When corporations pay less in taxes, the benefits flow to shareholders — who are overwhelmingly wealthy and, increasingly, foreign. A stock in a corporation that pays little to no taxes on its profits is more valuable. In the United States, 58% of corporate stocks are owned by the richest 5% of households. Overall, 40% of stock in American corporations is owned by citizens of other countries. We are reducing tax revenue that could be used to benefit Americans to further enrich wealthy foreigners.
The truth about DoorDash Grandma
As corporations pay historically low tax rates — or nothing at all — Trump has pushed the narrative that American workers are thriving. Earlier this week, Trump had McDonald’s delivered to the White House through the food delivery app DoorDash to promote the “no tax on tips” policy that was also part of OBBB. The food was delivered by DoorDash worker Sharon Simmons, who was wearing a “DoorDash Grandma” t-shirt.

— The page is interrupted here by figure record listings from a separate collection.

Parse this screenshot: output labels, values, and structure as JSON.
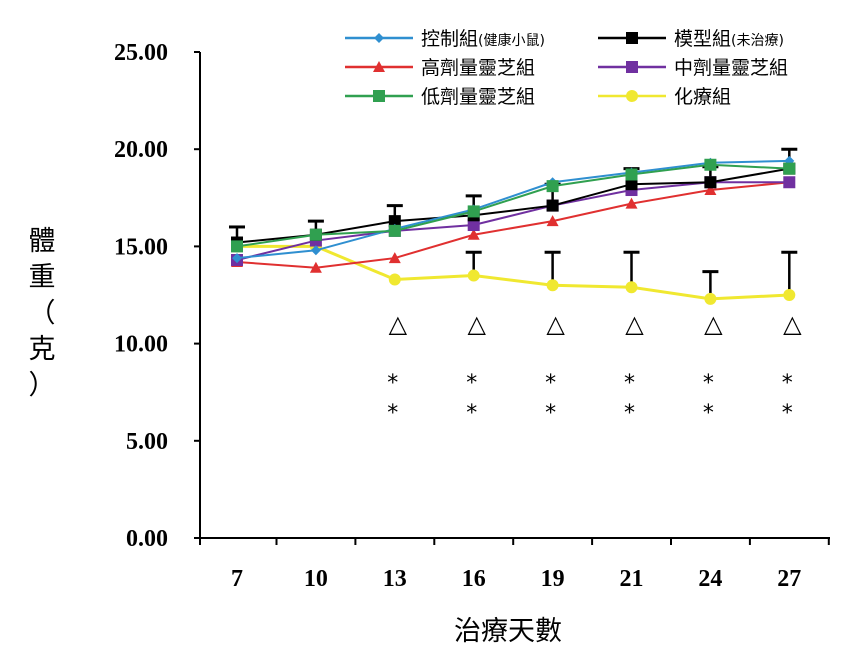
{
  "chart_data": {
    "type": "line",
    "title": "",
    "xlabel": "治療天數",
    "ylabel": [
      "體",
      "重",
      "（",
      "克",
      "）"
    ],
    "categories": [
      "7",
      "10",
      "13",
      "16",
      "19",
      "21",
      "24",
      "27"
    ],
    "ylim": [
      0,
      25
    ],
    "yticks": [
      "0.00",
      "5.00",
      "10.00",
      "15.00",
      "20.00",
      "25.00"
    ],
    "grid": false,
    "legend_position": "top-right",
    "series": [
      {
        "name": "控制組(健康小鼠)",
        "color": "#2f8fd0",
        "marker": "diamond",
        "values": [
          14.4,
          14.8,
          15.9,
          16.9,
          18.3,
          18.8,
          19.3,
          19.4
        ]
      },
      {
        "name": "模型組(未治療)",
        "color": "#000000",
        "marker": "square",
        "values": [
          15.2,
          15.6,
          16.3,
          16.6,
          17.1,
          18.2,
          18.3,
          19.0
        ],
        "error_upper": [
          0.8,
          0.7,
          0.8,
          1.0,
          1.1,
          0.8,
          0.8,
          1.0
        ]
      },
      {
        "name": "高劑量靈芝組",
        "color": "#e03030",
        "marker": "triangle",
        "values": [
          14.2,
          13.9,
          14.4,
          15.6,
          16.3,
          17.2,
          17.9,
          18.3
        ]
      },
      {
        "name": "中劑量靈芝組",
        "color": "#7030a0",
        "marker": "square",
        "values": [
          14.3,
          15.3,
          15.8,
          16.1,
          17.1,
          17.9,
          18.3,
          18.3
        ]
      },
      {
        "name": "低劑量靈芝組",
        "color": "#30a050",
        "marker": "square",
        "values": [
          15.0,
          15.6,
          15.8,
          16.8,
          18.1,
          18.7,
          19.2,
          19.0
        ]
      },
      {
        "name": "化療組",
        "color": "#f0e830",
        "marker": "circle",
        "values": [
          15.0,
          15.0,
          13.3,
          13.5,
          13.0,
          12.9,
          12.3,
          12.5
        ],
        "error_upper": [
          0,
          0,
          0,
          1.2,
          1.7,
          1.8,
          1.4,
          2.2
        ]
      }
    ],
    "annotations": {
      "triangle_symbol": "△",
      "star_symbol": "*",
      "triangle_at": [
        "13",
        "16",
        "19",
        "21",
        "24",
        "27"
      ],
      "double_star_at": [
        "13",
        "16",
        "19",
        "21",
        "24",
        "27"
      ]
    }
  }
}
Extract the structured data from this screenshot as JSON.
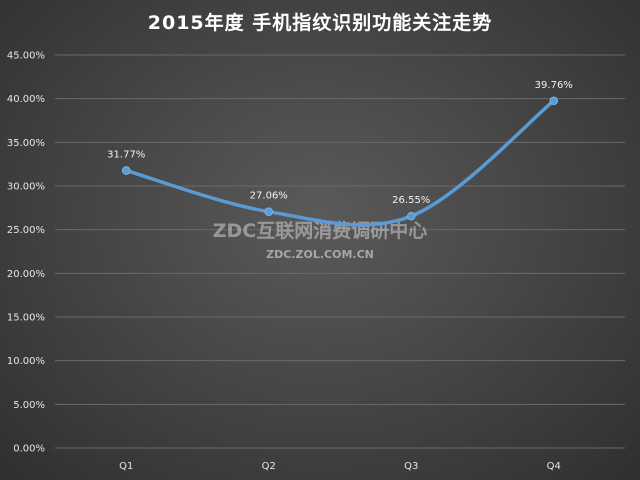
{
  "chart_data": {
    "type": "line",
    "title": "2015年度 手机指纹识别功能关注走势",
    "categories": [
      "Q1",
      "Q2",
      "Q3",
      "Q4"
    ],
    "series": [
      {
        "values": [
          31.77,
          27.06,
          26.55,
          39.76
        ],
        "labels": [
          "31.77%",
          "27.06%",
          "26.55%",
          "39.76%"
        ]
      }
    ],
    "y_ticks": [
      "0.00%",
      "5.00%",
      "10.00%",
      "15.00%",
      "20.00%",
      "25.00%",
      "30.00%",
      "35.00%",
      "40.00%",
      "45.00%"
    ],
    "ylim": [
      0,
      45
    ],
    "grid": true,
    "legend": "none",
    "colors": {
      "line": "#5b9bd5",
      "marker": "#5b9bd5",
      "grid": "#6a6a6a"
    }
  },
  "watermark": {
    "line1": "ZDC互联网消费调研中心",
    "line2": "ZDC.ZOL.COM.CN"
  }
}
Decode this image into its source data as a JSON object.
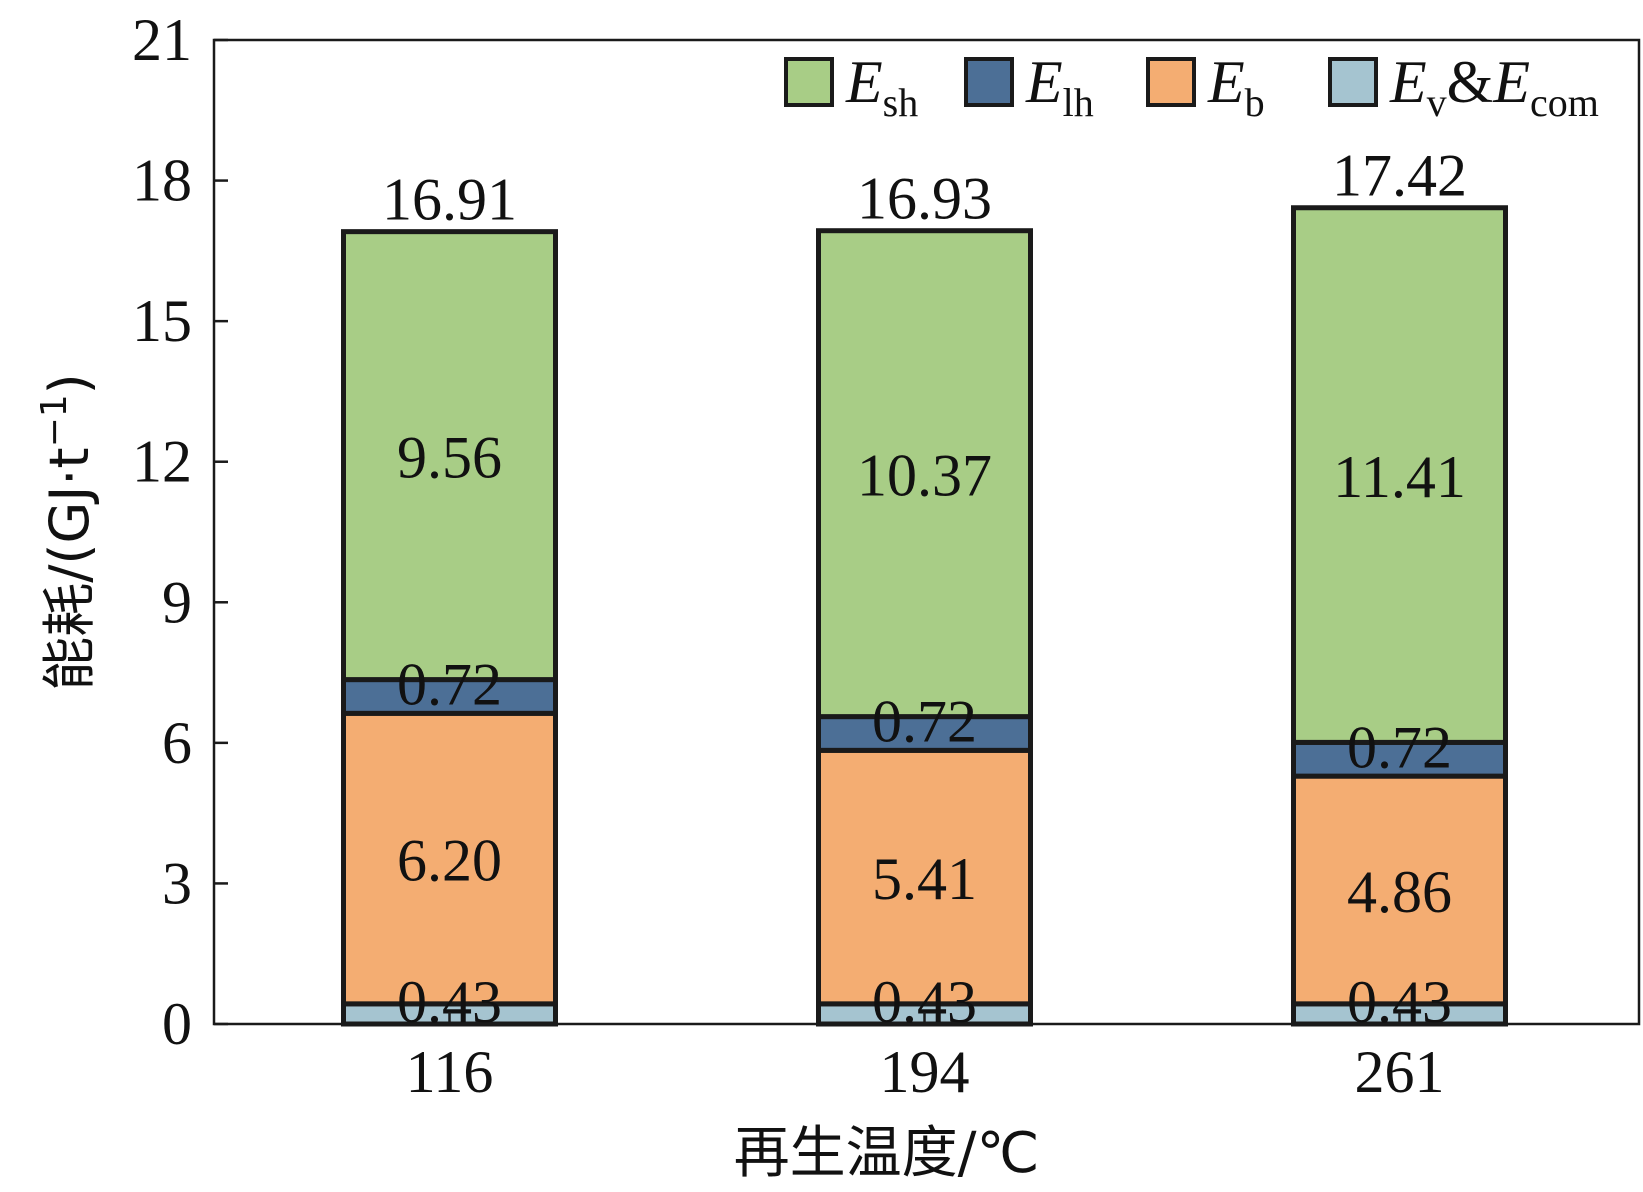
{
  "chart_data": {
    "type": "bar",
    "stacked": true,
    "categories": [
      "116",
      "194",
      "261"
    ],
    "series": [
      {
        "name": "E_v&E_com",
        "values": [
          0.43,
          0.43,
          0.43
        ],
        "color": "#a5c4d0",
        "labels": [
          "0.43",
          "0.43",
          "0.43"
        ]
      },
      {
        "name": "E_b",
        "values": [
          6.2,
          5.41,
          4.86
        ],
        "color": "#f4ad72",
        "labels": [
          "6.20",
          "5.41",
          "4.86"
        ]
      },
      {
        "name": "E_lh",
        "values": [
          0.72,
          0.72,
          0.72
        ],
        "color": "#4c6f96",
        "labels": [
          "0.72",
          "0.72",
          "0.72"
        ]
      },
      {
        "name": "E_sh",
        "values": [
          9.56,
          10.37,
          11.41
        ],
        "color": "#a8cd86",
        "labels": [
          "9.56",
          "10.37",
          "11.41"
        ]
      }
    ],
    "totals": [
      "16.91",
      "16.93",
      "17.42"
    ],
    "xlabel": "再生温度/℃",
    "ylabel": {
      "main": "能耗/(GJ·t",
      "sup": "−1",
      "close": ")"
    },
    "ylim": [
      0,
      21
    ],
    "yticks": [
      0,
      3,
      6,
      9,
      12,
      15,
      18,
      21
    ],
    "grid": false,
    "legend": {
      "placement": "top-right",
      "entries": [
        {
          "base": "E",
          "sub": "sh",
          "after": "",
          "sub2": "",
          "color": "#a8cd86"
        },
        {
          "base": "E",
          "sub": "lh",
          "after": "",
          "sub2": "",
          "color": "#4c6f96"
        },
        {
          "base": "E",
          "sub": "b",
          "after": "",
          "sub2": "",
          "color": "#f4ad72"
        },
        {
          "base": "E",
          "sub": "v",
          "after": "&E",
          "sub2": "com",
          "color": "#a5c4d0"
        }
      ]
    }
  }
}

Simmons claimed that she saved thousands of dollars because of Trump’s no tax on tips policy. “Isn’t that incredible?” Trump said. “We call it the Great Big Beautiful Bill, we should call it the Great Big Beautiful Tax Cut Bill, because it’s tremendous amounts of money.” Trump said it was “pretty amazing.” Simmons agreed, saying, “Yes, it is.”
Most workers will see little to no benefit from the policy. Only a small percentage of all workers — about 2.5% according to the Yale Budget Lab — even receive tips. In 2022, 37% of tipped workers did not make enough money to owe federal income tax and therefore would not benefit from the policy. Simmons, who said she makes $11,000 annually in tips, may not benefit at all. She lives in Arkansas and was flown in for the event.

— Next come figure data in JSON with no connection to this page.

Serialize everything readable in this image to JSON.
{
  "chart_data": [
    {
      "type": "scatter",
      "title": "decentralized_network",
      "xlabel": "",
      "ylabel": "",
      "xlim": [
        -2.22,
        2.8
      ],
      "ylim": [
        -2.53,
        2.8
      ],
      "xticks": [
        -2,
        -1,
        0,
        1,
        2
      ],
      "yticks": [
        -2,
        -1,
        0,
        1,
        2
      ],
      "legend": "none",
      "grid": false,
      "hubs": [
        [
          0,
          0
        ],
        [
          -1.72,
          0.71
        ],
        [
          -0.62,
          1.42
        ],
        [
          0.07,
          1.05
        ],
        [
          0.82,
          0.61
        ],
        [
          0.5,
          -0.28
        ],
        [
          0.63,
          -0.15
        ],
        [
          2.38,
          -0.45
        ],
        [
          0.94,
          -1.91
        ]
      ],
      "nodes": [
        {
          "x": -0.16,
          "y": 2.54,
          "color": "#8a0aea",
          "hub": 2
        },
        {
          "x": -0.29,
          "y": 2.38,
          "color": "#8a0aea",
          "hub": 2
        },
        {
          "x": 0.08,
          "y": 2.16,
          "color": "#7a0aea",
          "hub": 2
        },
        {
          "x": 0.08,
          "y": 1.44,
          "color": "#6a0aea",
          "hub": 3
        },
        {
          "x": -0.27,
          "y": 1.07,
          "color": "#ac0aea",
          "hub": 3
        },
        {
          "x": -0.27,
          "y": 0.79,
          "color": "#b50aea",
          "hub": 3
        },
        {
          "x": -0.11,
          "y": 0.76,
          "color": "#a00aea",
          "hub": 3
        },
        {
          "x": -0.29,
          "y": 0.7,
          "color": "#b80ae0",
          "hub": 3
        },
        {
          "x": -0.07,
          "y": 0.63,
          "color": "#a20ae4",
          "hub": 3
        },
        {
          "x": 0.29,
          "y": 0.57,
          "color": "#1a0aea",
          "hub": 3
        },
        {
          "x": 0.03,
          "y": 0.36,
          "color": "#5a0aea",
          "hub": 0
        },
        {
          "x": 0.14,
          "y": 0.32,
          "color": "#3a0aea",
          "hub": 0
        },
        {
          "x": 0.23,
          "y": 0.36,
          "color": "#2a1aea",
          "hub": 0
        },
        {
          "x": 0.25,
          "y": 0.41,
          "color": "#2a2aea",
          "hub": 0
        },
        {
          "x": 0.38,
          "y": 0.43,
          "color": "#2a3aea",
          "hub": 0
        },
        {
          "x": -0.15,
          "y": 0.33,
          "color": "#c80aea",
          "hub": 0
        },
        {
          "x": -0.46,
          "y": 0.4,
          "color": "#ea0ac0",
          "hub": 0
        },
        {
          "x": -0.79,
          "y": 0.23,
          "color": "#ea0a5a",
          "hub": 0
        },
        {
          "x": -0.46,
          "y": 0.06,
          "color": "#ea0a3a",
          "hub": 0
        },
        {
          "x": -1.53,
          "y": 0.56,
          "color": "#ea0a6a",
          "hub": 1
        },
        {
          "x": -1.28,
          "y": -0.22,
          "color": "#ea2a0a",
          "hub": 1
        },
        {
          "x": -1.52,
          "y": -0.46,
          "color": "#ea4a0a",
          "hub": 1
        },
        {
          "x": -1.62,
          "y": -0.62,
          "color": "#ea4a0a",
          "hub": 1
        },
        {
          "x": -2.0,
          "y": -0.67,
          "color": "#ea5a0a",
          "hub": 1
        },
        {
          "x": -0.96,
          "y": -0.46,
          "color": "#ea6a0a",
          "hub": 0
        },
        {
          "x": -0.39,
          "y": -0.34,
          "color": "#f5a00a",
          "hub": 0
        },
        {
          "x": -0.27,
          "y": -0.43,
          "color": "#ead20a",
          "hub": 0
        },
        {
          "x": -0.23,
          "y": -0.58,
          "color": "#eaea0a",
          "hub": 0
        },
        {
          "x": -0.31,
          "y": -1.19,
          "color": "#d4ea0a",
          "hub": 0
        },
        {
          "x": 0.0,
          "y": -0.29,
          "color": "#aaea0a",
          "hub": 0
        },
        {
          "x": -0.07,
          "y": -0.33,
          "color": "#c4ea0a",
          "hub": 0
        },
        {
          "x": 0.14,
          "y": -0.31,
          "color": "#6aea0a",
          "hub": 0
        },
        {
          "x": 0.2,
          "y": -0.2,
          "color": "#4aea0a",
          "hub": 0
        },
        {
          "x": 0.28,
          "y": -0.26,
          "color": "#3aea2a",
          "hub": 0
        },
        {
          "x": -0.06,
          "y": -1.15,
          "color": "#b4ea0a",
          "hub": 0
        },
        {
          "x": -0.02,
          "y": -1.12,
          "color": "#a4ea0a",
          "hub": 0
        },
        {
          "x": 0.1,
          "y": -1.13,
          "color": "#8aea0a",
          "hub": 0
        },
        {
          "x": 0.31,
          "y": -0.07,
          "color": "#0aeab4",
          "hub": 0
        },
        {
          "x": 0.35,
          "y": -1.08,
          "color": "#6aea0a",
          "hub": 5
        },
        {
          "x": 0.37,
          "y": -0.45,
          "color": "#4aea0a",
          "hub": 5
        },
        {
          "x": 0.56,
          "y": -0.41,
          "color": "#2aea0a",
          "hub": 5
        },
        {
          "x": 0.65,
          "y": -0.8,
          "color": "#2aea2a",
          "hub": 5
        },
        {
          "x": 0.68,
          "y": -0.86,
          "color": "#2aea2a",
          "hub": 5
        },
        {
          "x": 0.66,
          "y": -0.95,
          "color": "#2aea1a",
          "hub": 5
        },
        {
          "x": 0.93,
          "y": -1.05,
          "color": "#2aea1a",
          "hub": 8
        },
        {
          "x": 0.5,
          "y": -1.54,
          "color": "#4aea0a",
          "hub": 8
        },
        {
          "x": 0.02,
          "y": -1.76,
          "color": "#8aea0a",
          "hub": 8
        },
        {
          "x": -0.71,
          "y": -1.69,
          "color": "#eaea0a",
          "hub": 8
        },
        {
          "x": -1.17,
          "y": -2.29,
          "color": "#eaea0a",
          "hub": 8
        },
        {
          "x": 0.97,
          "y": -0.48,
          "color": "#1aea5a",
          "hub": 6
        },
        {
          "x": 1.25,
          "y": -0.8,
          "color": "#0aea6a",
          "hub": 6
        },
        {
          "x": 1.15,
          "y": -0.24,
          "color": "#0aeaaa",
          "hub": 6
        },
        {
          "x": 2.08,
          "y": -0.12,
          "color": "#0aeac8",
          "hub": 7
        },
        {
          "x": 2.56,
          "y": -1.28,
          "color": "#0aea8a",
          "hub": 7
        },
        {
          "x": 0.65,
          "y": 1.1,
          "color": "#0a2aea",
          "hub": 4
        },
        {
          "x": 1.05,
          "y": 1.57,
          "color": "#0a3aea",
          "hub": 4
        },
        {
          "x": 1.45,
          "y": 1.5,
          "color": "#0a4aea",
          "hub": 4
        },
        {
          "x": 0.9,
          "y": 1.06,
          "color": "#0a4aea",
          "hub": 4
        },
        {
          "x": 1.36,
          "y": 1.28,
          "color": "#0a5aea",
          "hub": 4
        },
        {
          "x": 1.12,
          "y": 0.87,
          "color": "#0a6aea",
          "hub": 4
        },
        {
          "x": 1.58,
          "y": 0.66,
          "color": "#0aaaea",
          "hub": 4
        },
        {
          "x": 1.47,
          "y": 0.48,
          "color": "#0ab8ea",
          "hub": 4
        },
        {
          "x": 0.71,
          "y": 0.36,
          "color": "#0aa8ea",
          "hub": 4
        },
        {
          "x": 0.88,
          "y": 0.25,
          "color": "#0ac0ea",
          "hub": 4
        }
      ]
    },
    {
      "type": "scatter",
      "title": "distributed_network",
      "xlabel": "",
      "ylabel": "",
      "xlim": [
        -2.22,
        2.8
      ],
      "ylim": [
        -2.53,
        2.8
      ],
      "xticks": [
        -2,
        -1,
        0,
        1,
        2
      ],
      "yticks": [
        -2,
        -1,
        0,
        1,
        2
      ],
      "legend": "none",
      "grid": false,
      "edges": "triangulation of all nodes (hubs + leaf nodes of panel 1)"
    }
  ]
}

The biggest beneficiary is the employers of tipped workers, who now have a justification to “hold down or cut base wages.”
Overall, workers are being compensated at historically low rates. According to the Bureau of Labor Statistics, the “labor share” of Gross Domestic Product (GDP) in the U.S. “decreased to 53.8% in the third quarter of 2025,” the lowest level seen since 1947 when the Bureau first began recording labor share. In the fourth quarter of 2025, the labor share was only slightly higher, at 54.4%.
Many Americans have taken up gig work. A 2021 survey by the Pew Research Center found that 16% of Americans had “earned money through an online gig platform.” But gig workers have considerably less job stability and are not offered the same benefits as a traditional job. For example, gig workers often cannot set or negotiate their own rates, and do not get overtime pay or paid sick leave. According to a study from the U.C. Berkeley Labor Center, workers for rideshare and delivery apps also often earn below the minimum wage.
Simmons said that Trump’s no tax on tips policy will help pay medical bills for her husband, who was diagnosed with cancer last year. Many workers are forced to do low-wage work due to rising health care costs in the United States. Trump’s OBBB included large cuts to Medicaid and the Affordable Care Act, causing millions of people to lose their health insurance coverage.